The Club helped create the Transvaal Golf Union in 1908, and provided the first President of the South African Golf Union in 1910.

In 1930, the Prince of Wales (who later became King Edward VIII), played the West Course. Six months later, he became the club's patron. In July 1931, King George V added the "Royal" prefix to the club's name.

Little is known about the original Kensington Golf Club that went out of business in 1918. The later version of Kensington hosted a number of significant South African tournaments and competitions, particularly in the 1960s, 1970s, and 1980s. Kensington merged with Royal Johannesburg in 1998.

==West Course==
The West Course was designed in 1909 by Laurie Waters. In 1929, British architect Major Hotchkin made considerable changes to the course, with construction being carried out by club professional Robert Grimsdell.

The 4th hole is regarded as the signature hole.

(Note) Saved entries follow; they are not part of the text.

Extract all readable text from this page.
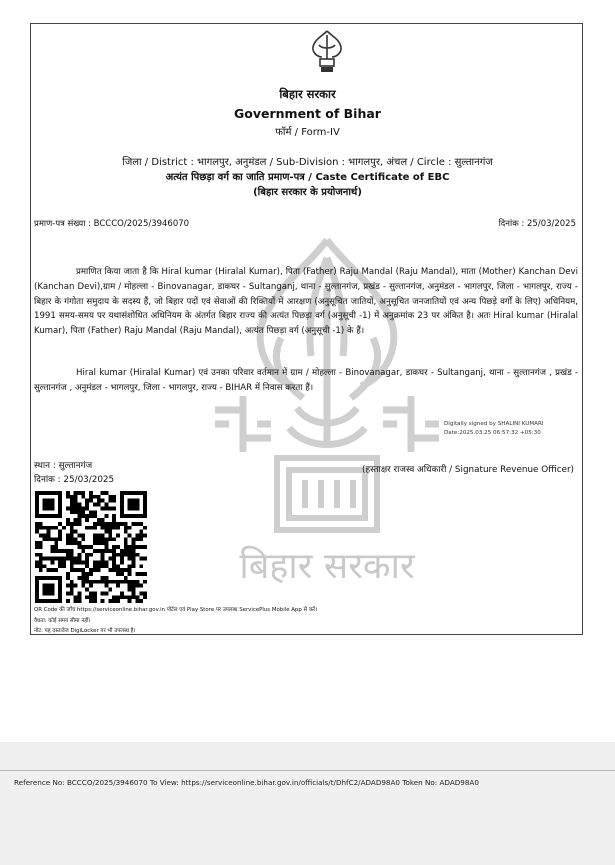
बिहार सरकार
बिहार सरकार
Government of Bihar
फॉर्म / Form-IV
जिला / District : भागलपुर, अनुमंडल / Sub-Division : भागलपुर, अंचल / Circle : सुल्तानगंज
अत्यंत पिछड़ा वर्ग का जाति प्रमाण-पत्र / Caste Certificate of EBC
(बिहार सरकार के प्रयोजनार्थ)
प्रमाण-पत्र संख्या : BCCCO/2025/3946070	दिनांक : 25/03/2025
प्रमाणित किया जाता है कि Hiral kumar (Hiralal Kumar), पिता (Father) Raju Mandal (Raju Mandal), माता (Mother) Kanchan Devi (Kanchan Devi),ग्राम / मोहल्ला - Binovanagar, डाकघर - Sultanganj, थाना - सुल्तानगंज, प्रखंड - सुल्तानगंज, अनुमंडल - भागलपुर, जिला - भागलपुर, राज्य - बिहार के गंगोता समुदाय के सदस्य हैं, जो बिहार पदों एवं सेवाओं की रिक्तियों में आरक्षण (अनुसूचित जातियों, अनुसूचित जनजातियों एवं अन्य पिछड़े वर्गों के लिए) अधिनियम, 1991 समय-समय पर यथासंशोधित अधिनियम के अंतर्गत बिहार राज्य की अत्यंत पिछड़ा वर्ग (अनुसूची -1) में अनुक्रमांक 23 पर अंकित है। अतः Hiral kumar (Hiralal Kumar), पिता (Father) Raju Mandal (Raju Mandal), अत्यंत पिछड़ा वर्ग (अनुसूची -1) के हैं।
Hiral kumar (Hiralal Kumar) एवं उनका परिवार वर्तमान में ग्राम / मोहल्ला - Binovanagar, डाकघर - Sultanganj, थाना - सुल्तानगंज , प्रखंड - सुल्तानगंज , अनुमंडल - भागलपुर, जिला - भागलपुर, राज्य - BIHAR में निवास करता हैं।
Digitally signed by SHALINI KUMARI
Date:2025.03.25 06:57:32 +05:30
स्थान : सुल्तानगंज
दिनांक : 25/03/2025
(हस्ताक्षर राजस्व अधिकारी / Signature Revenue Officer)
QR Code की जाँच https://serviceonline.bihar.gov.in पोर्टल एवं Play Store पर उपलब्ध ServicePlus Mobile App से करें।
वैधता: कोई समय सीमा नहीं।
नोट: यह दस्तावेज DigiLocker पर भी उपलब्ध है।
Reference No: BCCCO/2025/3946070 To View: https://serviceonline.bihar.gov.in/officials/t/DhfC2/ADAD98A0 Token No: ADAD98A0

A tributary of the Jukskei River sits at the front the green and is in play along the left hand side of the fairway. The hole is set against the scenic backdrop of Linksfield Ridge.

==East Course==
In 1933, the club owners decided to build a second course, which resulted in the purchase of a farm to the east of the club. Grimsdell began designing the new course. Within two years, Grimsdell had constructed 21 new holes, and both the East and West courses were in play. Grimsdell then began construction on a new clubhouse, placed centrally between the two courses. Construction was completed in March 1939. Golf course architect Mark Muller revamped the original construction in 1998.

The 10th and 11th holes are reputed to be the two longest back-to-back par fours in the world. The South African PGA Championship, Joburg Open, and International Final Qualifier (Africa) for the Open Championship all play on this course.

=== Holes and Yardages ===
1. 463 yards – par 5
2. 211 yards – par 3
3. 403 yards – par 4
4. 411 yards – par 4
5. 139 yards – par 3
6. 510 yards – par 5
7. 355 yards – par 4
8. 457 yards – par 5
9. 374 yards – par 4
Out: 3,543 yards – par 37
1. 450 yards – par 4
2. 423 yards – par 4
3. 168 yards – par 3
4. 361 yards – par 4
5. 367 yards – par 4
6. 386 yards – par 4
7. 152 yards – par 3
8. 348 yards – par 4
9. 464 yards – par 5
In: 3,397 yards – par 35

Total: 6,940 yards – par 72

==Awards==
The Royal became the first Audubon-certified golf course in South Africa, as it became a "Certified Audubon Cooperative Sanctuary" in 2005. The club also was the first member-owned club in South Africa to receive the Compleat Golfer 5 Star Golfing Experience Award, and has earned that same award three additional times since then.

In 2018 The East Championship Course received Africa's best course of the year and South Africa's best Course of the year by World Golf Awards.